In 1929, Bergstrom enrolled at Stockholm's Konstindustriell Skola, today known as Konstfack. His thesis project, a chandelier for a church in Iggesund completed in 1932, already showed the directness and structural clarity that would characterize his mature work. After graduating in 1933, he returned briefly to Ystad-Metall before establishing his own firm, Atelje Lyktan, in Helsingborg in 1934. The following year, he and his wife Vera relocated to Ahus, a small town on the southeast coast, where the atelier would remain.
Bergstrom served as Atelje Lyktan's creative director for three decades and was, until the early 1960s, its sole designer. His guiding principle was direct: light must be white and shine freely. This conviction pushed him toward forms that distributed light evenly through space rather than concentrating it decoratively. When metal became scarce during the Second World War, he began working with fabric lampshades as a practical alternative, a constraint that expanded his formal vocabulary. A later experiment involved spraying plastic threads onto rotating wire frames, producing the spherical Model 166 (1952) and earning him a patent for the technique.

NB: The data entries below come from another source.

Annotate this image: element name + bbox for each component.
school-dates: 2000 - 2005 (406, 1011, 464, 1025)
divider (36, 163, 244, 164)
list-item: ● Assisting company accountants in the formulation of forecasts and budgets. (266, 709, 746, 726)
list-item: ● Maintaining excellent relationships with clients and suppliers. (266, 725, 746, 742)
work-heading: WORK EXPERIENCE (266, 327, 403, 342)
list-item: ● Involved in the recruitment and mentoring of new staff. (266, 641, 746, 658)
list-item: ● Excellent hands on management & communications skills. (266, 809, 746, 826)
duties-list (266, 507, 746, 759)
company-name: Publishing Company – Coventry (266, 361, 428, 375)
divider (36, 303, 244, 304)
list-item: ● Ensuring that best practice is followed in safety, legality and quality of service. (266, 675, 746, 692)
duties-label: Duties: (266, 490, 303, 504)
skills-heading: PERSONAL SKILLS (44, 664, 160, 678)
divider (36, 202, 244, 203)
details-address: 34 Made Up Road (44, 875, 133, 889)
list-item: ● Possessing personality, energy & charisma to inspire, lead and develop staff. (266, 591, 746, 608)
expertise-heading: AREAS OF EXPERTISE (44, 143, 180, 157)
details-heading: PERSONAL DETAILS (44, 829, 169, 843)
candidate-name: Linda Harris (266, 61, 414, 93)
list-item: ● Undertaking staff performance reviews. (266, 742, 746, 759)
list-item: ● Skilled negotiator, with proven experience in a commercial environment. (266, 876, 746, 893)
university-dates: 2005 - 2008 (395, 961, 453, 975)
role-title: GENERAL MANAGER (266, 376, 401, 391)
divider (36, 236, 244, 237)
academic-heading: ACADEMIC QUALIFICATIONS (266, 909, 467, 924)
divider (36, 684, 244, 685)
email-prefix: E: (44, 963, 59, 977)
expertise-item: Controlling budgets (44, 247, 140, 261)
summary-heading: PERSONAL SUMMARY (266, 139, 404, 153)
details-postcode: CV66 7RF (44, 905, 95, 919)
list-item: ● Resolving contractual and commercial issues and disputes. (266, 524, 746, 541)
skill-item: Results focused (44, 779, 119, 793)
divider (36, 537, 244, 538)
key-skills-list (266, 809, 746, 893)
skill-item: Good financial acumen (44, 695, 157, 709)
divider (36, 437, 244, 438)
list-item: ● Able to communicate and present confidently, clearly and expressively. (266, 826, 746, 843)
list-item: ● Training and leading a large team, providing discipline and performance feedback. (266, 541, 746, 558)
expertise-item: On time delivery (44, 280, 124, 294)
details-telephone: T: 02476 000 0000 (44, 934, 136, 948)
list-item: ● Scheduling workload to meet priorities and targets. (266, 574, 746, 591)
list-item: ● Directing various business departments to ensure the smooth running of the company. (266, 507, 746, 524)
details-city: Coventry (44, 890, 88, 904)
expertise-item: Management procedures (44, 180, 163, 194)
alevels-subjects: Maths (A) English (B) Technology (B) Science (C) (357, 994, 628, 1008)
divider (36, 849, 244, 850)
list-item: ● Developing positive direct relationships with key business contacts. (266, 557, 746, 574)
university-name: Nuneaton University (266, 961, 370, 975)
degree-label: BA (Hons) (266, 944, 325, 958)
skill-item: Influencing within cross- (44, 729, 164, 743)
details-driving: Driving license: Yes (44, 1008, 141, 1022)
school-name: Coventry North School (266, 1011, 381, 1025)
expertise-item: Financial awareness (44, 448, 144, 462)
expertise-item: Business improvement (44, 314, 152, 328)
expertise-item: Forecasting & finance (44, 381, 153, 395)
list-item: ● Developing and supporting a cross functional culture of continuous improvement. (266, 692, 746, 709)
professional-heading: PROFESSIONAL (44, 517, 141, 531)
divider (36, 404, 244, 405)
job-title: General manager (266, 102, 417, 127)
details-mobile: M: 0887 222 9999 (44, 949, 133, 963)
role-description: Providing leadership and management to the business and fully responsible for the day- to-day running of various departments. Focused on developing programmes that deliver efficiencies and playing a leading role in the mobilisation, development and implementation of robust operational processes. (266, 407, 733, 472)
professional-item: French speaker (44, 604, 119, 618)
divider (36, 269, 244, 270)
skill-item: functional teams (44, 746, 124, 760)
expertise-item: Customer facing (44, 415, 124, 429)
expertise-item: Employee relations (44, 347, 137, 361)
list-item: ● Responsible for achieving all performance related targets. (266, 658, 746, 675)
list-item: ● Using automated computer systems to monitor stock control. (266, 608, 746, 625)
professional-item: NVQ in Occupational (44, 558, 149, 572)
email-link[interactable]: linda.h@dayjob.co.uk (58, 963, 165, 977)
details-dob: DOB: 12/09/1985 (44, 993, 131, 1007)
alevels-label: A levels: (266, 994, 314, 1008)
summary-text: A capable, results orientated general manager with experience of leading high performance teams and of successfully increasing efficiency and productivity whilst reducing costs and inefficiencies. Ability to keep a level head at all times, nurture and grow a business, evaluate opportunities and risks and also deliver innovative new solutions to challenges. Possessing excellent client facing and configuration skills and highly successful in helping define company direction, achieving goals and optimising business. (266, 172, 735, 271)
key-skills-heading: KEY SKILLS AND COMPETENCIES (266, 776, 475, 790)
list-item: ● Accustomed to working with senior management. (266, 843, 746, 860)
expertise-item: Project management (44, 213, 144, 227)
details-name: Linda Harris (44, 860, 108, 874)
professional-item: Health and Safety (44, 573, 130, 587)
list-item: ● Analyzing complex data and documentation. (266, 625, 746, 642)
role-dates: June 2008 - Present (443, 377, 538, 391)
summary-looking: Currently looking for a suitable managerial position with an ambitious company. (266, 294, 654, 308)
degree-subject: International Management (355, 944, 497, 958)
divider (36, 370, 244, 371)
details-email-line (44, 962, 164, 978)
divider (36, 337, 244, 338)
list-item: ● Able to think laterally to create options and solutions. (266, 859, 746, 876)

His best-known work, the Model 181 Lamp of 1950, called Struten, is a minimal conical form in opal glass or fabric that remains in production today and was awarded a Gold Medal at the Milan Triennale in 1954. The Harlekin series (1958) and the Model 100L, known today as Ofir, demonstrated his ability to work across scales and forms while maintaining the same underlying discipline. The Model 569 Giraffen floor lamp showed a wry side, a long-necked silhouette that balanced function with quiet humor.

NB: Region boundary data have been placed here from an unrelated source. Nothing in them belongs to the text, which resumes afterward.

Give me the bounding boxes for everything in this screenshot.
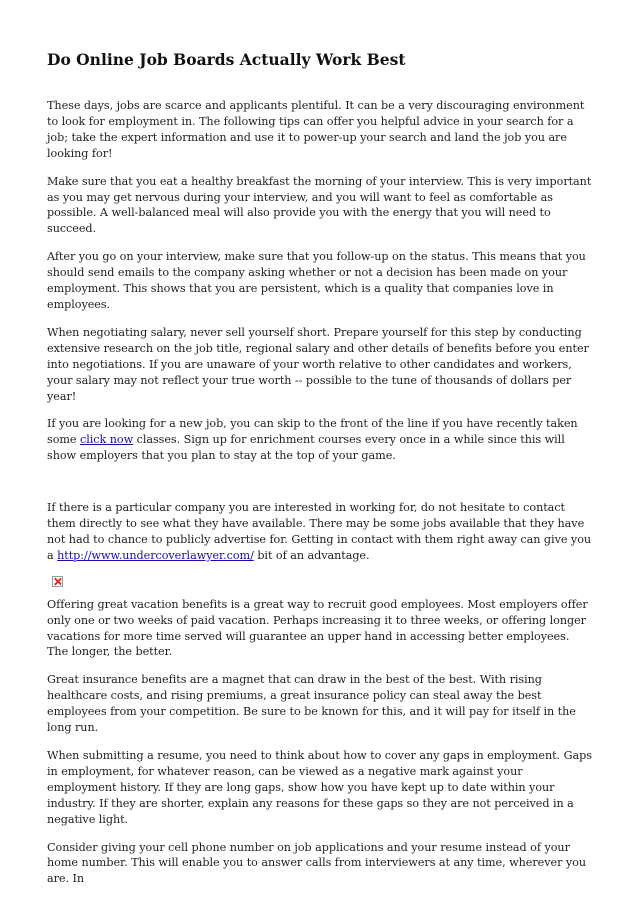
paragraph-salary: When negotiating salary, never sell yourself short. Prepare yourself for this step by conducting extensive research on the job title, regional salary and other details of benefits before you enter into negotiations. If you are unaware of your worth relative to other candidates and workers, your salary may not reflect your true worth -- possible to the tune of thousands of dollars per year! [47, 325, 589, 403]
paragraph-insurance: Great insurance benefits are a magnet that can draw in the best of the best. With rising healthcare costs, and rising premiums, a great insurance policy can steal away the best employees from your competition. Be sure to be known for this, and it will pay for itself in the long run. [47, 673, 576, 735]
page-title: Do Online Job Boards Actually Work Best [47, 50, 406, 69]
paragraph-intro: These days, jobs are scarce and applicants plentiful. It can be a very discouraging environment to look for employment in. The following tips can offer you helpful advice in your search for a job; take the expert information and use it to power-up your search and land the job you are looking for! [47, 99, 585, 160]
paragraph-cell-phone: Consider giving your cell phone number on job applications and your resume instead of your home number. This will enable you to answer calls from interviewers at any time, wherever you are. In [47, 840, 587, 886]
paragraph-new-job [47, 416, 593, 464]
article-body [47, 98, 593, 899]
click-now-link[interactable]: click now [80, 433, 134, 447]
broken-image-icon [52, 576, 63, 587]
paragraph-vacation: Offering great vacation benefits is a great way to recruit good employees. Most employers offer only one or two weeks of paid vacation. Perhaps increasing it to three weeks, or offering longer vacations for more time served will guarantee an upper hand in accessing better employees. The longer, the better. [47, 597, 588, 659]
paragraph-resume-gaps: When submitting a resume, you need to think about how to cover any gaps in employment. Gaps in employment, for whatever reason, can be viewed as a negative mark against your employment history. If they are long gaps, show how you have kept up to date within your industry. If they are shorter, explain any reasons for these gaps so they are not perceived in a negative light. [47, 749, 592, 826]
paragraph-new-job-text-after: classes. Sign up for enrichment courses every once in a while since this will show employers that you plan to stay at the top of your game. [47, 433, 565, 463]
paragraph-contact-text-after: bit of an advantage. [253, 548, 370, 562]
paragraph-contact-text-before: If there is a particular company you are interested in working for, do not hesitate to contact them directly to see what they have available. There may be some jobs available that they have not had to chance to publicly advertise for. Getting in contact with them right away can give you a [47, 501, 592, 562]
paragraph-new-job-text-before: If you are looking for a new job, you can skip to the front of the line if you have recently taken some [47, 417, 578, 447]
paragraph-breakfast: Make sure that you eat a healthy breakfast the morning of your interview. This is very important as you may get nervous during your interview, and you will want to feel as comfortable as possible. A well-balanced meal will also provide you with the energy that you will need to succeed. [47, 174, 592, 236]
paragraph-contact-company [47, 500, 593, 564]
undercoverlawyer-link[interactable]: http://www.undercoverlawyer.com/ [57, 548, 254, 562]
paragraph-follow-up: After you go on your interview, make sure that you follow-up on the status. This means that you should send emails to the company asking whether or not a decision has been made on your employment. This shows that you are persistent, which is a quality that companies love in employees. [47, 250, 586, 311]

Bergstrom retired in the early 1960s. Anders Pehrson took over Atelje Lyktan and redirected it toward mass production, but Bergstrom's designs from the firm's first three decades have grown steadily in collector recognition. He died in Karlshamn in 1996.
On the Nordic auction market, Bergstrom's lighting appears across 92 lots on Auctionist, concentrated at Stockholms Auktionsverk Online, Uppsala Auktionskammare, Goteborgs Auktionsverk, and Bukowskis. Ceiling lamps, table lamps, and floor lamps dominate the offerings. Prices reflect strong and growing collector interest: a ceiling lamp model 210 B reached 64,108 SEK, a model 700 table lamp sold for 40,000 SEK, and floor lamps have achieved 28,000 SEK.